Khaby Lame Cetak Sejarah: Kesepakatan Rp 15,1 Triliun Ubah Status Raja TikTok Jadi Konglomerat Digital

- Minggu, 25 Januari 2026 | 17:20 WIB
Khaby Lame Cetak Sejarah: Kesepakatan Rp 15,1 Triliun Ubah Status Raja TikTok Jadi Konglomerat Digital

Khaby Lame, sosok yang namanya melejit berkat TikTok, baru saja mencatatkan kesepakatan bisnis yang luar biasa. Nilainya? Sekitar 900 juta dolar AS, atau kalau dirupiahkan, tembus Rp 15,1 triliun. Ini bukan angka main-main. Bagi dunia kreator digital, langkah monetisasi sebesar ini jelas sebuah pencapaian bersejarah.

Menurut sejumlah sumber, transaksi monumental ini resmi ditandatangani bersama Rich Sparkle Holdings. Perusahaan asal Hong Kong yang tercatat di bursa AS itu mengumumkan penyelesaiannya pada 23 Januari 2026. Bisa dibilang, ini salah satu deal terbesar yang pernah dilakukan oleh seorang kreator media sosial.

Inti dari kesepakatan ini adalah akuisisi perusahaan operasional Khaby, Step Distinctive Limited, oleh Rich Sparkle. Namun begitu, ini lebih dari sekadar pembelian. Ini adalah kemitraan strategis jangka panjang. Mereka punya target ambisius: mendongkrak penjualan tahunan hingga lebih dari 4 miliar dolar AS. Caranya? Melalui beragam saluran, mulai dari live commerce, konten video pendek, kerja sama merek, sampai pemanfaatan teknologi AI Digital Twin.

Yang menarik, posisi Khaby Lame di sini sangat kuat. Ia akan menjadi pemegang saham pengendali. Artinya, pengaruhnya yang masif itu tidak lagi sekadar angka di media sosial, tapi telah bertransformasi menjadi aset ekuitas inti yang bernilai nyata.

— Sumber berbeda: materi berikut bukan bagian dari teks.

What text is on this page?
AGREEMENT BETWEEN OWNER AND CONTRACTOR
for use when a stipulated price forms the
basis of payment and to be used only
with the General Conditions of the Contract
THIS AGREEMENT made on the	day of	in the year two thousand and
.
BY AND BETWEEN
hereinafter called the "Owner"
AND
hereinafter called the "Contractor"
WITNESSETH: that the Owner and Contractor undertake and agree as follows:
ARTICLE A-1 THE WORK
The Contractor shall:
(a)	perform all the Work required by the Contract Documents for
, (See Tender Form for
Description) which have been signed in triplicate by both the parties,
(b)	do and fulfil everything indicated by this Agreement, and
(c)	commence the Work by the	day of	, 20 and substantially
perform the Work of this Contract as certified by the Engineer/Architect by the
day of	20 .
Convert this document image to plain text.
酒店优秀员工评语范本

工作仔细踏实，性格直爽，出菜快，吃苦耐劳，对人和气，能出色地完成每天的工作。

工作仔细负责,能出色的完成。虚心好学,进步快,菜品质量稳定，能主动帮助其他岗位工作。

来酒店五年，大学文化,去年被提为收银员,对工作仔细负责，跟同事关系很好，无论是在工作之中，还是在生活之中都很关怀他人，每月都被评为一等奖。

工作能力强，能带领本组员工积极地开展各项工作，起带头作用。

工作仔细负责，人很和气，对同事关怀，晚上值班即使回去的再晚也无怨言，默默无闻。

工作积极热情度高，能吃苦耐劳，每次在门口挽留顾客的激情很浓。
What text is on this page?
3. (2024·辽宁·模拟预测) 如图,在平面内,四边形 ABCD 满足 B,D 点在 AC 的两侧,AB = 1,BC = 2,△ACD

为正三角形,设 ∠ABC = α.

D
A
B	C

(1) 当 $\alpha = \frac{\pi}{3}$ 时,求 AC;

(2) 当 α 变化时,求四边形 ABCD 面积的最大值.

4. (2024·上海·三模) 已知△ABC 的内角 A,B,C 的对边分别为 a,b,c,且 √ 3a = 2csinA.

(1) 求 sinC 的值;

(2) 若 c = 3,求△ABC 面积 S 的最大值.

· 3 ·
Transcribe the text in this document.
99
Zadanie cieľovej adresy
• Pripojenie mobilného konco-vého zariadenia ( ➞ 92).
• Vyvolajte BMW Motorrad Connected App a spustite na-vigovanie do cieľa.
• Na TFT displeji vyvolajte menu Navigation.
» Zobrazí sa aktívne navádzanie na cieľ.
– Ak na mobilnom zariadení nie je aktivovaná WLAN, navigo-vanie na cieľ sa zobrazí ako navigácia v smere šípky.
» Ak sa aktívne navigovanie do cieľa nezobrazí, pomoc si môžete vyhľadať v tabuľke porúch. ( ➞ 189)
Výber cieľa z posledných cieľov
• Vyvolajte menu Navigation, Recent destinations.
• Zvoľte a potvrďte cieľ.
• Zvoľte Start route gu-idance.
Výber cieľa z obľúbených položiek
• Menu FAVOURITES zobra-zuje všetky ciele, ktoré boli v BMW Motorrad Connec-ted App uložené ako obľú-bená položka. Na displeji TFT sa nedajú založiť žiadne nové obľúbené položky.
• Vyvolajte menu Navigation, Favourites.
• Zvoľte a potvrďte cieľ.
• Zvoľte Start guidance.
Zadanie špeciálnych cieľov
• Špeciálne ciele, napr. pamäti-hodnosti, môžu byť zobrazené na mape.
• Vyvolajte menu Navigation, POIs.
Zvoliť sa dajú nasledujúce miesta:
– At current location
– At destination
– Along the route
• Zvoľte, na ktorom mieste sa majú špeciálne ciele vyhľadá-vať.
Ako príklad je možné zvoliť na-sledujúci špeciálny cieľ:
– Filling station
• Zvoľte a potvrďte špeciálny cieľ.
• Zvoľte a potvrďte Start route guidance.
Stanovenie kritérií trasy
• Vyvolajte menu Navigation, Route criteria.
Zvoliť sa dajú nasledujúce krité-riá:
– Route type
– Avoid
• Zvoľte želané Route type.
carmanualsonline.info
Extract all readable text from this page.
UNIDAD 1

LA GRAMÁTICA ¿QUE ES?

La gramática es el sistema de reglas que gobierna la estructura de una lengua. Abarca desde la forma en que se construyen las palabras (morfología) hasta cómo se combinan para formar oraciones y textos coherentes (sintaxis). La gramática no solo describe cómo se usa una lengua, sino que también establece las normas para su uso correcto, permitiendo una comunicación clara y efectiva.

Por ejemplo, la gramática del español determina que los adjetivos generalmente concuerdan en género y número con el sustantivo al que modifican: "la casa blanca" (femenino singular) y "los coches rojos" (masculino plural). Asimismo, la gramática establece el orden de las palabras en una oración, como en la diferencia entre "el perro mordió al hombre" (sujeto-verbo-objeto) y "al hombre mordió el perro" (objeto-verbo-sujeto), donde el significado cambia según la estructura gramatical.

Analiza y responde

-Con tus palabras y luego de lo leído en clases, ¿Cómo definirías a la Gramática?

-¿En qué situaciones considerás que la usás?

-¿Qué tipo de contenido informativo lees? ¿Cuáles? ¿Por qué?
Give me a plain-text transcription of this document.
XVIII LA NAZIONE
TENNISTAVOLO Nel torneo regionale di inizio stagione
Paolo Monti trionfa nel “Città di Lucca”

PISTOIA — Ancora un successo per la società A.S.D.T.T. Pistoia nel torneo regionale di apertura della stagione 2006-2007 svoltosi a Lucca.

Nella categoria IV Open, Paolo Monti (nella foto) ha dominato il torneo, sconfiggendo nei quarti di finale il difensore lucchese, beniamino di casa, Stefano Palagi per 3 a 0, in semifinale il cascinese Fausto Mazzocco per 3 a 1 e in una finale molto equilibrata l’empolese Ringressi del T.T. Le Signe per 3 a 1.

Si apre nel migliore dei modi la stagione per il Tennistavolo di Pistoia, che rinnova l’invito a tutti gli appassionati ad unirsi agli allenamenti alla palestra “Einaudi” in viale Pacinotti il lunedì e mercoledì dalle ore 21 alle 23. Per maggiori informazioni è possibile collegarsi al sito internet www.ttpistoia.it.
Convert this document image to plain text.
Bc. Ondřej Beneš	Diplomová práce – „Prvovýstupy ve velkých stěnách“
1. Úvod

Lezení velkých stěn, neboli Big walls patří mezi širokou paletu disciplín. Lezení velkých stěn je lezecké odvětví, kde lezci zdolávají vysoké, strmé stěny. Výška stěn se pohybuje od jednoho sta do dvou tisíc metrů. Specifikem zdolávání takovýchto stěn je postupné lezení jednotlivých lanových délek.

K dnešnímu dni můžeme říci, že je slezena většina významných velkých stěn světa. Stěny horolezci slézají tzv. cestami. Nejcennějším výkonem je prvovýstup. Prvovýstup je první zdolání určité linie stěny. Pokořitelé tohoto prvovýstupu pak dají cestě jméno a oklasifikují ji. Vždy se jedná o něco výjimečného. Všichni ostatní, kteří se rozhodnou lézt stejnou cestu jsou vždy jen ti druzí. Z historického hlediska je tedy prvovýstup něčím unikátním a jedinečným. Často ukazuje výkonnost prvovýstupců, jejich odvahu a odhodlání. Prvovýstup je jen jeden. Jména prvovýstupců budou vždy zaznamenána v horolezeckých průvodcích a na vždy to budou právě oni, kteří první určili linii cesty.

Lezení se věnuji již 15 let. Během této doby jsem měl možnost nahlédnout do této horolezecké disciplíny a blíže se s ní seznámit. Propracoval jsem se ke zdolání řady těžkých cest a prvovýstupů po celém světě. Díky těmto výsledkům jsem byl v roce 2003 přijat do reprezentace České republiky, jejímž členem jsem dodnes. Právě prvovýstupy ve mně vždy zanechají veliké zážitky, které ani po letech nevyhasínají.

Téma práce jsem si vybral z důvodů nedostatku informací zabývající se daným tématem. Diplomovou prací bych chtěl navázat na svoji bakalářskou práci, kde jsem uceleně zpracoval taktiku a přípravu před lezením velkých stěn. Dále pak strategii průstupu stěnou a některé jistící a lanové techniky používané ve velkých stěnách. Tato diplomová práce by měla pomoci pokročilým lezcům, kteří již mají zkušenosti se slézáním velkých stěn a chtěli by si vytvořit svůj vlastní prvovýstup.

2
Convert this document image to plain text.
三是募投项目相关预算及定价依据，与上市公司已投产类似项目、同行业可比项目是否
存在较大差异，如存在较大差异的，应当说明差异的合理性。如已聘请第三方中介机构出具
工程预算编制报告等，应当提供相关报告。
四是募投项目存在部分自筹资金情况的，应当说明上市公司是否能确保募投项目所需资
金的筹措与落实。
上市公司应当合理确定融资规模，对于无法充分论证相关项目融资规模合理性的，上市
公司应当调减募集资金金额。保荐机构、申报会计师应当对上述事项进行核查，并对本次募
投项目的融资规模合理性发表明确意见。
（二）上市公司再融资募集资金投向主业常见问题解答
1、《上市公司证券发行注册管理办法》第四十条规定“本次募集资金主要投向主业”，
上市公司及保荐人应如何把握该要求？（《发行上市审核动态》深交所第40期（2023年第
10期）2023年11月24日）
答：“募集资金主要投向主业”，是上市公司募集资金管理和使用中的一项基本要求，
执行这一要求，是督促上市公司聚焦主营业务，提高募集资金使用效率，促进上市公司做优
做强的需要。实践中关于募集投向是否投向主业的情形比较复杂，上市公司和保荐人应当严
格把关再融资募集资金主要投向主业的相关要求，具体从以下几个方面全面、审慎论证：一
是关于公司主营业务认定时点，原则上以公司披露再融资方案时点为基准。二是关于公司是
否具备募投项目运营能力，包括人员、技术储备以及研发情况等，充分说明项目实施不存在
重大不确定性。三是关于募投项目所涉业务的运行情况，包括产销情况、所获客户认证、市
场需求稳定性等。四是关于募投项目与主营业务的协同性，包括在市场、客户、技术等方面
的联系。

Untuk jangka waktu awal 36 bulan ke depan, Rich Sparkle memegang hak eksklusif mengelola seluruh operasi komersial Khaby Lame secara global. Mulai dari urusan kemitraan, dukungan merek, hingga e-commerce, semuanya akan dihandle oleh mereka.

Dalam pernyataannya, pihak Rich Sparkle tampak sangat optimis.

"Ini bukan cuma akuisisi biasa. Ini adalah revolusi model e-commerce konten global. Kami akan menyatukan pengaruh global Khaby Lame dengan kemampuan operasional e-commerce terindustrialisasi yang sudah kami buktikan di pasar Tiongkok. Kombinasi antara platform perusahaan yang terdaftar di AS, kekayaan intelektual konten global teratas, dan rantai pasokan utama akan menciptakan nilai yang benar-benar baru bagi para pemegang saham," begitu kira-kira penjelasan mereka.